An Active Robot Object Search Strategy Based on Probabilistic Voronoi Diagram and POMDP

Proactively searching for objects like humans may be a basic requirement for intelligent service robots. The path planning during the searching process can be modeled as a Partially Observable Markov Decision Process (POMDP). In this work, we propose a Probabilistic Voronoi Diagram (PVD) for object search strategy planning on the basis of POMDP. Firstly, an environmental knowledge base is constructed to record the information of objects, and a Bidirectional Encoder Representations from Transformers (BERT) model [1] is trained to encode and decompose the semantic knowledge in the environment.
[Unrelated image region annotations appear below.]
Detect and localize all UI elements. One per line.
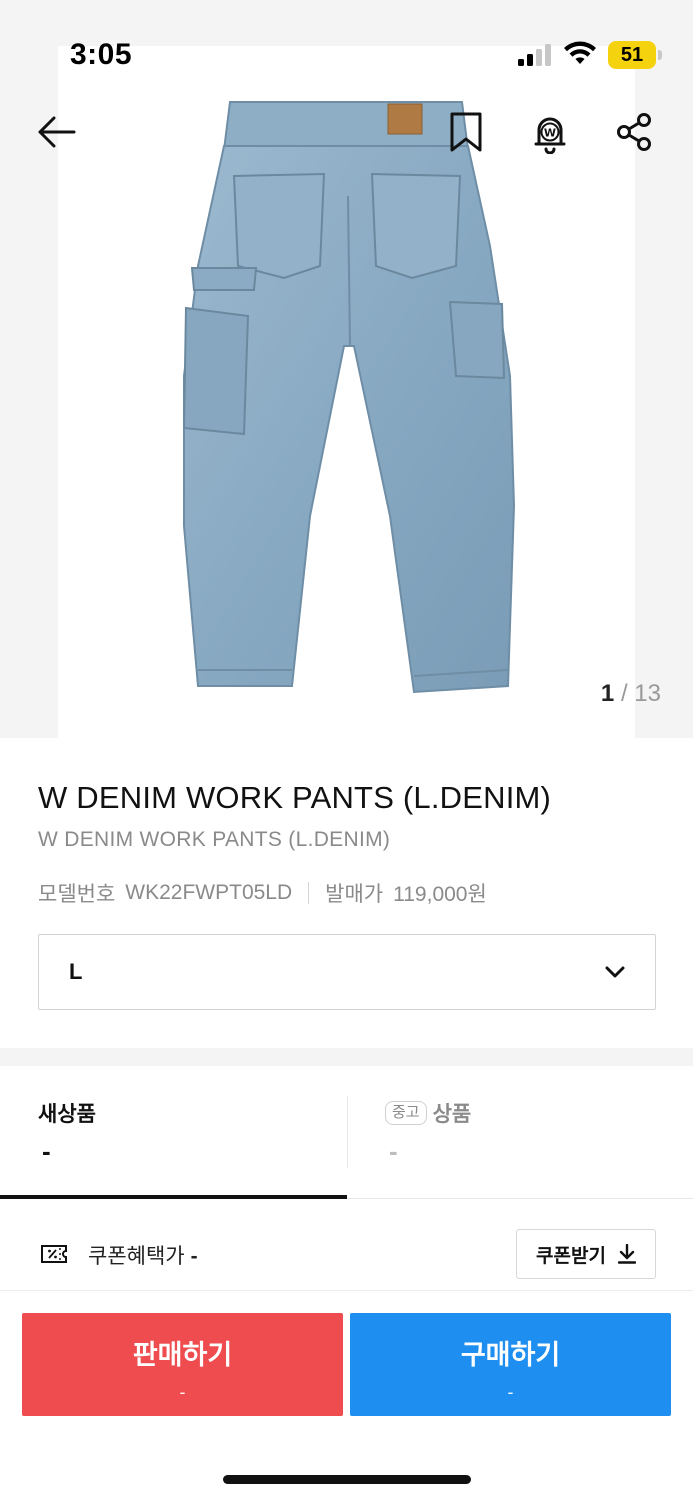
coupon-row: 쿠폰혜택가 - 쿠폰받기 xyxy=(0,1200,693,1288)
share-button[interactable] xyxy=(610,108,658,156)
chevron-down-icon xyxy=(605,966,625,978)
back-button[interactable] xyxy=(32,108,80,156)
svg-text:W: W xyxy=(544,127,556,140)
tab-used-label-wrap: 중고 상품 xyxy=(385,1098,471,1128)
tab-new-product[interactable]: 새상품 - xyxy=(0,1066,347,1200)
status-bar: 3:05 51 xyxy=(0,0,693,100)
sell-button-price: - xyxy=(179,1382,186,1402)
get-coupon-label: 쿠폰받기 xyxy=(536,1245,606,1267)
tab-used-label: 상품 xyxy=(432,1103,472,1126)
tab-used-product[interactable]: 중고 상품 - xyxy=(347,1066,693,1200)
size-select-value: L xyxy=(69,959,83,984)
release-price-value: 119,000원 xyxy=(393,883,487,906)
battery-cap xyxy=(658,50,662,60)
buy-button[interactable]: 구매하기 - xyxy=(350,1313,671,1416)
download-icon xyxy=(617,1244,636,1264)
sell-button-label: 판매하기 xyxy=(132,1340,233,1370)
meta-divider xyxy=(308,882,310,904)
battery-indicator: 51 xyxy=(608,41,656,69)
gallery-current: 1 xyxy=(600,680,615,707)
product-title: W DENIM WORK PANTS (L.DENIM) xyxy=(38,780,552,815)
cellular-signal-icon xyxy=(518,44,551,66)
gallery-pager: 1 / 13 xyxy=(601,680,661,708)
buy-button-price: - xyxy=(507,1382,514,1402)
tab-active-indicator xyxy=(0,1195,347,1199)
gallery-separator: / xyxy=(614,680,635,707)
coupon-price-value: - xyxy=(190,1245,198,1268)
release-price-label: 발매가 xyxy=(325,883,384,906)
home-indicator[interactable] xyxy=(223,1475,471,1484)
size-select[interactable]: L xyxy=(38,934,656,1010)
bookmark-icon xyxy=(450,112,482,152)
condition-tabs: 새상품 - 중고 상품 - xyxy=(0,1066,693,1200)
product-subtitle: W DENIM WORK PANTS (L.DENIM) xyxy=(38,828,391,851)
tab-used-price: - xyxy=(389,1136,398,1166)
sell-button[interactable]: 판매하기 - xyxy=(22,1313,343,1416)
status-time: 3:05 xyxy=(70,38,133,71)
tab-new-label: 새상품 xyxy=(38,1103,96,1126)
used-badge: 중고 xyxy=(385,1101,427,1125)
bookmark-button[interactable] xyxy=(442,108,490,156)
section-divider xyxy=(0,1048,693,1066)
price-alert-button[interactable]: W xyxy=(526,108,574,156)
get-coupon-button[interactable]: 쿠폰받기 xyxy=(516,1229,656,1279)
bottom-action-bar: 판매하기 - 구매하기 - xyxy=(0,1290,693,1500)
model-number-label: 모델번호 xyxy=(38,883,116,906)
coupon-price: 쿠폰혜택가 - xyxy=(88,1240,198,1270)
tab-new-price: - xyxy=(42,1136,51,1166)
wifi-icon xyxy=(564,41,596,64)
share-icon xyxy=(617,113,651,151)
product-meta: 모델번호 WK22FWPT05LD 발매가 119,000원 xyxy=(38,878,487,908)
arrow-left-icon xyxy=(38,116,76,148)
coupon-price-label: 쿠폰혜택가 xyxy=(88,1245,185,1268)
buy-button-label: 구매하기 xyxy=(460,1340,561,1370)
product-gallery[interactable]: 1 / 13 xyxy=(0,0,693,738)
bell-w-icon: W xyxy=(534,117,566,154)
gallery-total: 13 xyxy=(634,680,661,707)
model-number-value: WK22FWPT05LD xyxy=(125,881,293,904)
coupon-icon xyxy=(41,1245,67,1263)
In order to reveal the interrelationships between objects, a Gaussian Mixture Model (GMM) is adopted using the information within the environmental knowledge base. In order to accelerate the searching efficiency, the Generalized Voronoi Diagram (GVD) is introduced to discretize the map and generate the environmental topological map. In order to further establish the spatial correlation between objects, we propose combining the GVD topological map with the GMM to generate the PVD, which can respond to the probability distribution of objects. On the basis of PVD, we further model the object search problem as a POMDP problem by considering the region search cost and the distance traveled cost of the robot in performing solutions. When making observations and updates, the object-to-object relationships in the knowledge base are extracted by the robot to optimize decisions when observing objects related to the target object. Both real-world experimental studies and simulations reveal that our algorithm is very close to human search strategies and outperforms other state-of-the-art algorithms in terms of trajectory length and running time.